Qui veut sortir la tripe se rend bouffon
Nous sommes tout à fait conscients des dangers sismiques, et y sommes préparés autant qu’il est possible de l’être. Cependant, nous nous amusons des tremblements de terre quand ils se produisent et quand nous sommes ensemble. La peur est là, dans la surprise, tout de suite la porte à ouvrir, la fenêtre, s’habiller, même sommairement si c’est la nuit, et le sac est là, chacun le sien, les papiers dans une poche étanche, de l’eau, divers articles de secours et même une clé usb avec la plupart de nos pièces d’identité en pdf ou en jpg. Mais c’est plus fort que nous, le rire vient, la moquerie, la distanciation, le commentaire sur cette fois-ci comparée à d’autres. Jusqu’au jour où l’un de nous se prendra un morceau de mur ou de plafond. Ou rien. Dans la nuit de lundi à mardi, un peu avant deux heures du matin, deux dizaines de secondes. Et puis cet après-midi, à cinq heures moins le quart, même durée et même magnitude. Tout de suite la télé donne images et graphiques, enchaînement stéréotypé de vues secouées, du haut d’une tour, du trottoir d’une grande avenue, dans un bureau d’une vingtaine de journalistes, dans un convenient store… Puis la carte avec les pastilles de couleurs de 1 à 5, parfois 6, et presque toujours au nord de Tokyo. Mais on s’inquiète encore plus pour Fukushima que pour Tokyo, et de ça on ne rit pas, non, jamais. Soulagement dans ces deux derniers cas…
« Le 22 avril [2011]
[…] Avec Mariko Asabuki, nous parlons des expressions figées. Dans certains cas, la formule toute faite offre une description très exacte de la réalité. Le jour où j’ai été agressée dans le métro, j’ai senti mon cœur battre la chamade. La peur nous coupe littéralement les jambes. On sent, physiquement, que le cœur se serre, se brise. Ces expressions reflètent précisément nos sensations.
Mais pourquoi donc, quand on l’exprime en ces termes, la chose tombe-t-elle dans la banalité la plus absolue, pourquoi ?
Pourquoi les témoignages des sinistrés, qui ont indiscutablement traversé une épreuve extrême, sonnent-ils faux alors même que ces mots doivent exprimer au plus près leurs sensations les plus intimes.?
Ce n’est pas le fait d’un défaut d’expression de leur part ; c’est une double nature propre aux tournures idiomatiques qui, fatalement, sonne faux.
Quels mots, quelles expressions la littérature doit-elle trouver, dans tout cela ? » (Ryoko Sekiguchi, Ce n’est pas un hasard, p. 165)« Le 24 avril [2011]
[…] Cette fois, j’étais arrivée à Tokyo avec le sentiment de la fin, en ayant renoncé au mode de vie en allers et retours que j’avais vaguement concocté lors de mon précédent séjour.
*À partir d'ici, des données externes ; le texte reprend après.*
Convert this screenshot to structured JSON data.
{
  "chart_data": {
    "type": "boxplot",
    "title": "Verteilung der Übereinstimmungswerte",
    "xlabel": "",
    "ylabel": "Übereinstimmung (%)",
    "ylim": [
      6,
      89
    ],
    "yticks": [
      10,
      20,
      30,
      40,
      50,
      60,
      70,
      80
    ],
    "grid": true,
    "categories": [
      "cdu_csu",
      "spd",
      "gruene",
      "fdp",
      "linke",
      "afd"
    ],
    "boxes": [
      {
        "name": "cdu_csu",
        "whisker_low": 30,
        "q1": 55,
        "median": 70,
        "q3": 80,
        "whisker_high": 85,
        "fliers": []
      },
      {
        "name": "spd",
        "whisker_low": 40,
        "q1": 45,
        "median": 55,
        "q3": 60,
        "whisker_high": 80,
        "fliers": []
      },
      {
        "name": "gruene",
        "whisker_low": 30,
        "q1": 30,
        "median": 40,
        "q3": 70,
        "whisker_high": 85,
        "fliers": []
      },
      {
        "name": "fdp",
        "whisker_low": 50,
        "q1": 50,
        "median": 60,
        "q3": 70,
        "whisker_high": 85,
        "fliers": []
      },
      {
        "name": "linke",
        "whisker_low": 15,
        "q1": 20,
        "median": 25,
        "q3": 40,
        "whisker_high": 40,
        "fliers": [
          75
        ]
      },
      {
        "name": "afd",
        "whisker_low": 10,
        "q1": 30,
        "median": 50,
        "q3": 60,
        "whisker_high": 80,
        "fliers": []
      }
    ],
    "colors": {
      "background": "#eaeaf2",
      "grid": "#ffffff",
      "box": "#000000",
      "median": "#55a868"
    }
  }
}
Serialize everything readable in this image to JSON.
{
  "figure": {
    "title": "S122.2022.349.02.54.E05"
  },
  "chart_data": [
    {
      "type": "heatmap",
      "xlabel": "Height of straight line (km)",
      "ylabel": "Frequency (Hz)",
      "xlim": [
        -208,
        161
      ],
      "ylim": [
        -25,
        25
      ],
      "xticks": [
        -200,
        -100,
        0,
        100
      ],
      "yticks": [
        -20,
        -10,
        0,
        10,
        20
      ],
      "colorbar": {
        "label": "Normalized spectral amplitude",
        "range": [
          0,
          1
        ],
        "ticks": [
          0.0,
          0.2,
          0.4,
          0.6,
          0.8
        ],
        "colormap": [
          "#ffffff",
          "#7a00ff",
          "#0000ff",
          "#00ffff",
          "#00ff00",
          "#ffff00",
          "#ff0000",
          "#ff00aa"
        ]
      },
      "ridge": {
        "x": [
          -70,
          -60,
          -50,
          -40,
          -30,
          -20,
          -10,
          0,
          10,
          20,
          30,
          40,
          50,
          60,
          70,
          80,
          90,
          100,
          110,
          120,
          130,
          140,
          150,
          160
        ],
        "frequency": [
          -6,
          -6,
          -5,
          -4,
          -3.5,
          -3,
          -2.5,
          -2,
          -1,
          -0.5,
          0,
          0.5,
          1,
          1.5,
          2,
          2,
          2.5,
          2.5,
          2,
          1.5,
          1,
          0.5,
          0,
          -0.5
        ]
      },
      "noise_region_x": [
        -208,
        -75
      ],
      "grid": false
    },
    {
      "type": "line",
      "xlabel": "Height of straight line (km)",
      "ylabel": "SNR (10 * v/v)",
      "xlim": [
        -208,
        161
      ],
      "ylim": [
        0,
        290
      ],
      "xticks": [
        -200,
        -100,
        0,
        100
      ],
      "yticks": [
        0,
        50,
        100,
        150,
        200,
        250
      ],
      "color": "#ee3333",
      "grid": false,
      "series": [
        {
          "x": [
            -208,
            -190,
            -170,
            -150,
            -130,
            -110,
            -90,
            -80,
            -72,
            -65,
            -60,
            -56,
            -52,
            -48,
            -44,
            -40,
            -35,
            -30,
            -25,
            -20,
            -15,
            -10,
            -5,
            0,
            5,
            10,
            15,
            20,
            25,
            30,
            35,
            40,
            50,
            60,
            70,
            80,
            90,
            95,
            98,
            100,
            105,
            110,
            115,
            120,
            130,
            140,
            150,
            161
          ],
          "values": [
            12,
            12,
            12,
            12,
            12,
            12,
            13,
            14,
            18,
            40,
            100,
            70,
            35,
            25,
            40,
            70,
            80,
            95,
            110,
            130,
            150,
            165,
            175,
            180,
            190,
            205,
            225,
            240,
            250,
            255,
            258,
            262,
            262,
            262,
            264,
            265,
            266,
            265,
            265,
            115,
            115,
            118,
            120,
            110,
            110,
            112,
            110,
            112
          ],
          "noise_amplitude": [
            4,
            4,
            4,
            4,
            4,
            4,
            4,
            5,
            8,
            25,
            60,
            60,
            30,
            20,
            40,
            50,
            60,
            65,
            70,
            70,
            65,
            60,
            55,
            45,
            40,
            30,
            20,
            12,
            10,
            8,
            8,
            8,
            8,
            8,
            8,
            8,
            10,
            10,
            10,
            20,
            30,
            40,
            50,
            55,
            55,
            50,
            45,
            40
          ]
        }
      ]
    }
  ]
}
Pourtant, j’ai comme l’impression désormais que je pourrais l’envisager à nouveau, que je m’habituerais aux secousses, que je pourrais même prendre plaisir à cette vie entre deux lieux, entre deux mondes.
Ce sont mes amis qui m’ont rendu cet espoir, eux qui s’acharnent à poursuivre leur existence, leur travail surtout, pour que la culture continue à vivre. C’est aussi la ville de Tokyo, dont j’ai beaucoup fréquenté cette fois le quartier de Kagurazaka, qui m’est très familier, et où je suis née. Ce quartier, cette ville, j’y suis décidément attachée. Cela m’apparaît plus clairement à présent. » (Id., p. 172-173)
Familiarité que je comprends et que je partage, même si je n’y suis pas né.
Ton livre m’a beaucoup apporté, Ryoko, en mémoire, en poésie, en réflexion, je t’en remercie très sincèrement.
Pour finir, je dois te dire que j’étais aussi le 28 avril à la performance du « poète français qui […] s’était rendu à Iwaki » et « évoque son expérience de manière obscène » (p. 179). Pour éviter tout malentendu dans le climat de l’époque, je n’en avais pas parlé. J’avais aussi trouvé insupportable tous ces noms déformés, comme un manque de respect, et « Godziya » n’était pas le pire. Comme si au fond il n’en avait rien à foutre, que ce soit au Japon, au Chili ou en Italie. Ne valait à ses yeux que sa volonté de s’exprimer, à tort et à travers, donc, d’où ta conclusion que je trouve très juste. Décidément, témoigner n’est pas une chose facile : telle qui la joue légère et chroniqueuse trouve le bon équilibre, tel qui veut sortir la tripe se rend bouffon.